By Ryan Davis

Law360, New York (February 13, 2017, 6:29 PM EST) — The Federal Circuit on Monday upheld a Patent Trial and Appeal Board invalidation of all the claims of an MPHJ Technology Investments LLC scanner patent, dealing a blow to a company that became notorious for asserting its patents against thousands of small businesses.

PTAB had nixed the patent in an inter partes review requested by Ricoh Americas Corp., Xerox Corp. and Lexmark International Inc, which were not accused of infringement by MPHJ but supply printers to the companies it has targeted and said they were challenging the patent to protect their customers.

A three-judge Federal Circuit panel held in an opinion Monday by U.S. Circuit Judge Pauline Newman that the board was correct to rule that MPHJ’s patent, which covers technology for scanning a document and sending it to an email address as a PDF file, was invalid as anticipated, saying the finding “is supported by substantial evidence and is sustained.”

The appeals court found that the patent was anticipated by an 1985 manual for Xerox network technology and by a 1996 patent owned by Xerox.

MPHJ had argued that its patent required scanning and emailing to be done in a single step and that PTAB wrongly construed the claims to mean that it could be done in separate steps. MPHJ did not dispute that the prior art covered the same technology, but said it used two steps.

The panel ruled Monday that the patent “contains no statement or suggestion of an intent to limit the claims” to a single step and in fact describes single-step operation as “optional,” making the patent invalid.

The Federal Circuit noted that while a provisional application, a document filed to establish an early filing date for a patent, included the single-step limitation, it was not included in the final application.

MPHJ had become a focal point in the national debate over abusive patent litigation.

According to court filings, the company sent patent licensing demand letters to over 16,000 small businesses across the country, accusing them of infringing several patents by using printers with the common scan-to-email feature. MPHJ often demanded $1,000 per employee to license the technology.

The targeting of so many businesses that used only off-the-shelf printers drew the ire of Congress. Lawmakers lambasted the company at several hearings, including one congressman who called MPHJ “a quintessential patent troll.”

Several pieces of legislation inspired by MPHJ and aimed at cracking down on demand-letter abuse have been introduced in Congress in recent years, though none have yet become law. In 2014, MPHJ reached a settlement with the Federal Trade Commission, agreeing to no longer engage in deceptive tactics. The company has also reached similar settlements with several states.

Ricoh and other companies have challenged other patents that MPHJ included in its demand letters. In one case last year, the Federal Circuit found that 14 of the 15 claims of an MPHJ patent were invalid, but affirmed the validity of the remaining claim.
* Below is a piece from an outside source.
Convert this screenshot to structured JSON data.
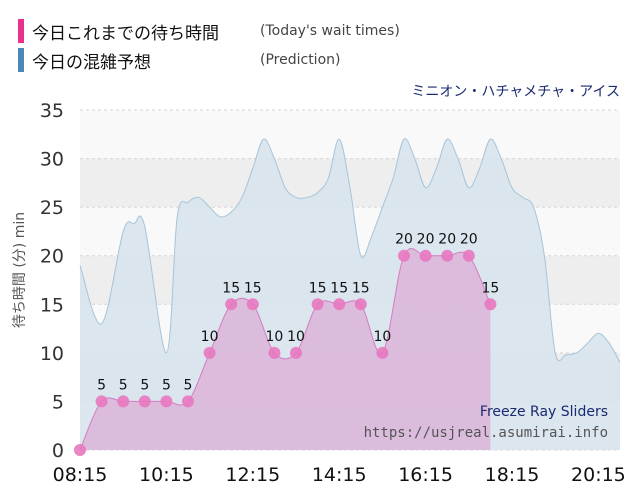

Other cases are still pending.

Attorneys for the parties in the Federal Circuit dispute could not immediately be reached for comment Monday.

U.S. Circuit Judges Pauline Newman, Kathleen M. O’Malley and Alan D. Lourie sat on the panel for the Federal Circuit.

Judge O’Malley filed a lengthy concurrence, saying that while she agreed that four of the patent’s eight claims are invalid, four others should not have been found invalid.

The patent-in-suit is U.S. Patent Number 8,488,173.

MPHJ is represented by Vivek Ganti and Steven G. Hill of Hill Kertscher & Wharton LLP.

Xerox, Lexmark and Ricoh are represented by Jon Wright, Michael D. Specht, Richard M. Bemben of Sterne Kessler Goldstein & Fox PLLC.

The case is MPHJ Technology Investments LLC v. Ricoh Americas Corp., case number 16-1243, in the U.S. Court of Appeals for the Federal Circuit.